Valió la pena. Nada más abrir los ojos, con poco más de tres horas de sueño, el primer pensamiento zanjó la discusión con la pereza. Valió la pena, Rafa Nadal siempre vale la pena. Una vez más quedaré incluido en el batallón de fieles que podrán alardear de haber visto en directo uno de los llamados “partidos de todos los tiempos” entre un coloso y su sucesor, un joven y excelso tenista que circula por las mismas coordenadas que el balear. La final del Open USA que entregó a Nadal el decimonoveno Grand Slam volvió a elevar a los cielos al mejor deportista español de la historia.

Pero aclaremos el dato: No se trata únicamente del número de títulos acumulados sino de la manera que los consigue. Si hasta ayer la final de las finales retrotraía la mente a aquella gesta épica de Wimbledon en 2008 ante Federer, a partir de ahora habrá que citar el partido cumbre que acogió la pista central del torneo neoyorquino once años después.

Dos hombres, uno de 33 años y otro de 23, para los que la rendición no es una opción, decidieron castigarse durante cinco interminables horas practicando un tenis del más alto nivel para gloria de uno de los deportes más bellos que existen.
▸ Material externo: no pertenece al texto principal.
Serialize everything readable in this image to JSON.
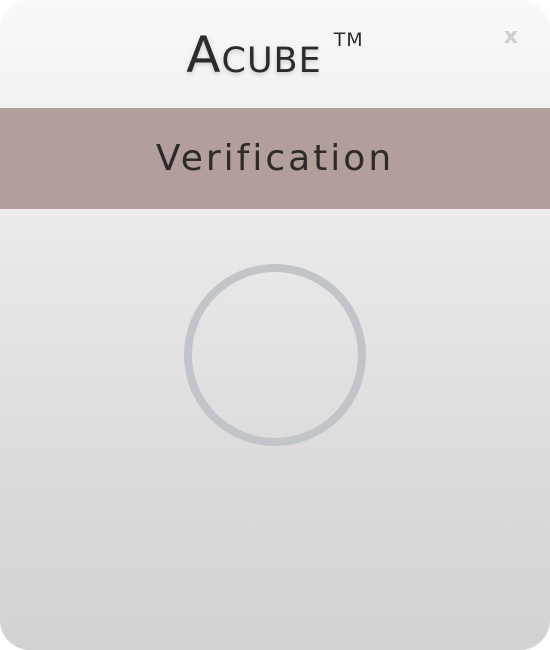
{
  "app": {
    "brand_name": "Acube",
    "brand_mark": "TM"
  },
  "header": {
    "close_label": "x"
  },
  "banner": {
    "title": "Verification"
  },
  "spinner": {
    "icon": "loading-ring-icon"
  },
  "colors": {
    "banner_bg": "#b29e9b",
    "ring": "#c1c4c8",
    "text": "#2b2b2b"
  }
}
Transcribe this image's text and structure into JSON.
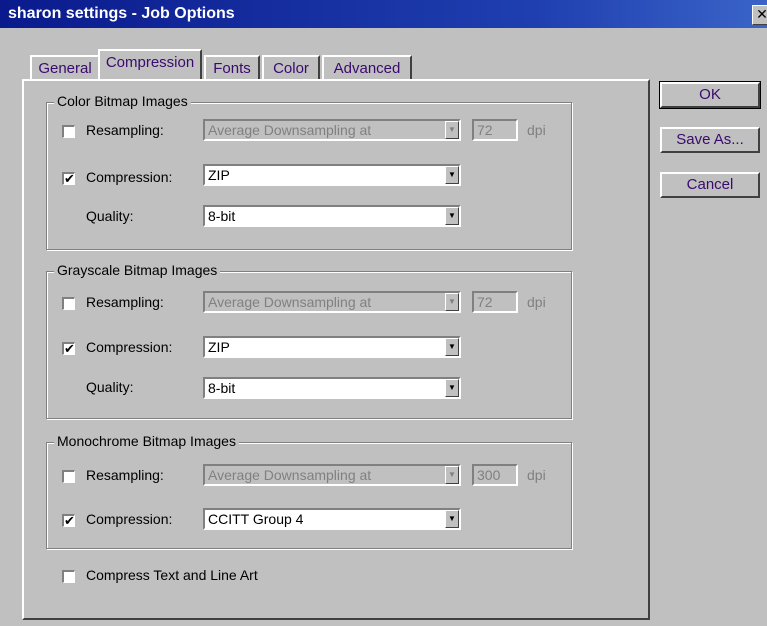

Ver la balanza del partido inclinarse de un lado y de otro, sin saber hasta la última bola dónde va a acabar reposando el plato, elevó hasta el punto más alto la incertidumbre en un espectáculo apasionante.

Y, de nuevo, resurgió Nadal, ese portento ejemplar que cautiva tanto en la pista como fuera de ella. Háganse un favor: No se pierdan nunca una final de Nadal, aunque haya que robar horas al sueño, al necesario descanso. De eso no se arrepentirán nunca.